After learning about the error, I took the following actions:

  1. Check the PDF to verify it was wrong.
  2. Check the original Word document to find the right information.
  3. Correct the mistake in Markdown on Leanpub.
  4. Correct a formatting issue that was bugging me.
  5. Publish the new version of Pay Attention To Bet Sizing.
  6. Email everyone who had purchased a copy to notify them of version 1.1. They can now download an updated PDF, MOBI, or EPUB.
  7. Repeated steps 3-6 for Poker In Practice: Critical Concepts, since we’ve essentially published the same material twice already.

After 15 minutes of noodling around on my computer, I had released new versions of two books, contacted 20 people about the changes (allowing them to download version 1.1), and instituted a new policy as follows:

The first person to notify us of any legitimate error in one of our lean published books will received a free copy of the next booklet we release. This applies to actual mistakes, not words I make up like expondicate or opinions about ranges and stuff like that. We’d still like to hear about all of those things. So expondicate on them at Poker In Practice!

I’m not totally in love with everything about Leanpub, but now that I know how everything works over there, I’m convinced it’s the best available method for quickly distributing written content. If you’ve been thinking about starting a writing project but you’re not sure how to get it going and get it out there, I suggest you give it a whirl on Leanpub.

Pay Attention To Bet Sizing

I’ve been a busy bee.

Aside from playing and studying lots of poker (more on that in my end-of-the-month post), I’ve finally managed to hack through Skynet’s defenses and get my new written poker product posted for purchase.

“What’s this written poker product?” you might ask. (You might not ask, but I’m sitting alone in front of the computer, so I pretend you’re asking anything I’d like. And yes, how thoughtful; I would like a cookie.)

Pay Attention To Bet Sizing. It’s Part 1 of Poker In Practice: Critical Concepts. I’ve written it with the help of my Don’t Listen To Phil Hellmuth co-author, Dusty Schmidt. We used 10 of his real-life hands to illustrate this most critical concept of No Limit Holdem.
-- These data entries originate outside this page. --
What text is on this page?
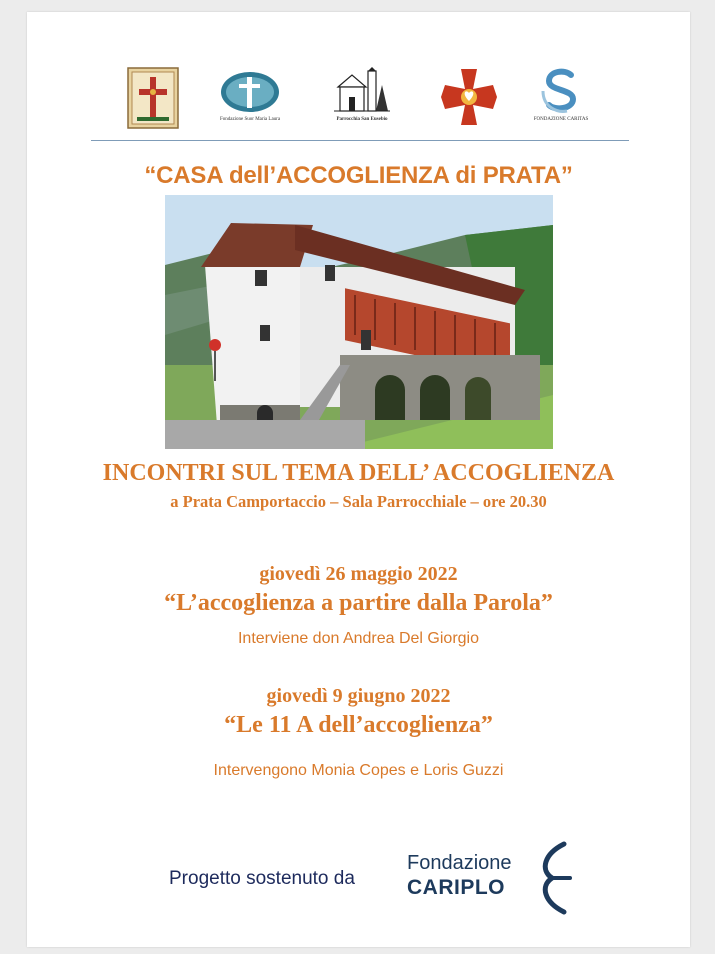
Fondazione Suor Maria Laura	Parrocchia San Eusebio	FONDAZIONE CARITAS
“CASA dell’ACCOGLIENZA di PRATA”
INCONTRI SUL TEMA DELL’ ACCOGLIENZA
a Prata Camportaccio – Sala Parrocchiale – ore 20.30
giovedì 26 maggio 2022
“L’accoglienza a partire dalla Parola”
Interviene don Andrea Del Giorgio
giovedì 9 giugno 2022
“Le 11 A dell’accoglienza”
Intervengono Monia Copes e Loris Guzzi
Progetto sostenuto da
Fondazione
CARIPLO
“Where can I get this and how much does it cost?” You can click on either book title above to follow the links over to Leanpub, or you can visit my publishing home on pokerinpractice.com. Part 1: Pay Attention To Bet Sizing is a whopping $2.99. That’s two hundred and ninety nine pennies! (Though we prefer paypal.)

“Why is it so cheap?” At roughly 8200 words, it’s more of a booklet than a book. That’s why I referred to it as a written poker product. It’s a complete idea. A thorough treatment of a single subject.

“How many parts are there?” So far, just the one is finished. But there are eight more already in the pipeline, at various stages of development. Our plan is to polish up one of these each week and send it out into the world. So the full book, Poker In Practice: Critical Concepts, is available for pre-order on Leanpub for $19.99. If you buy that, you’ll get weekly updates with new sections and edits on prior ones. Once we’re completely finished with the series, we’ll probably bump the price up to $29.99 or something, but we’ll see how it turns out first before deciding on a final price point.

I’m very excited to be releasing written content again. The best thing I can say about the booklet is that I gained a tremendous amount of confidence in my bet sizing by writing the piece. So if writing it helped me that much, I hope reading it can do the same for you.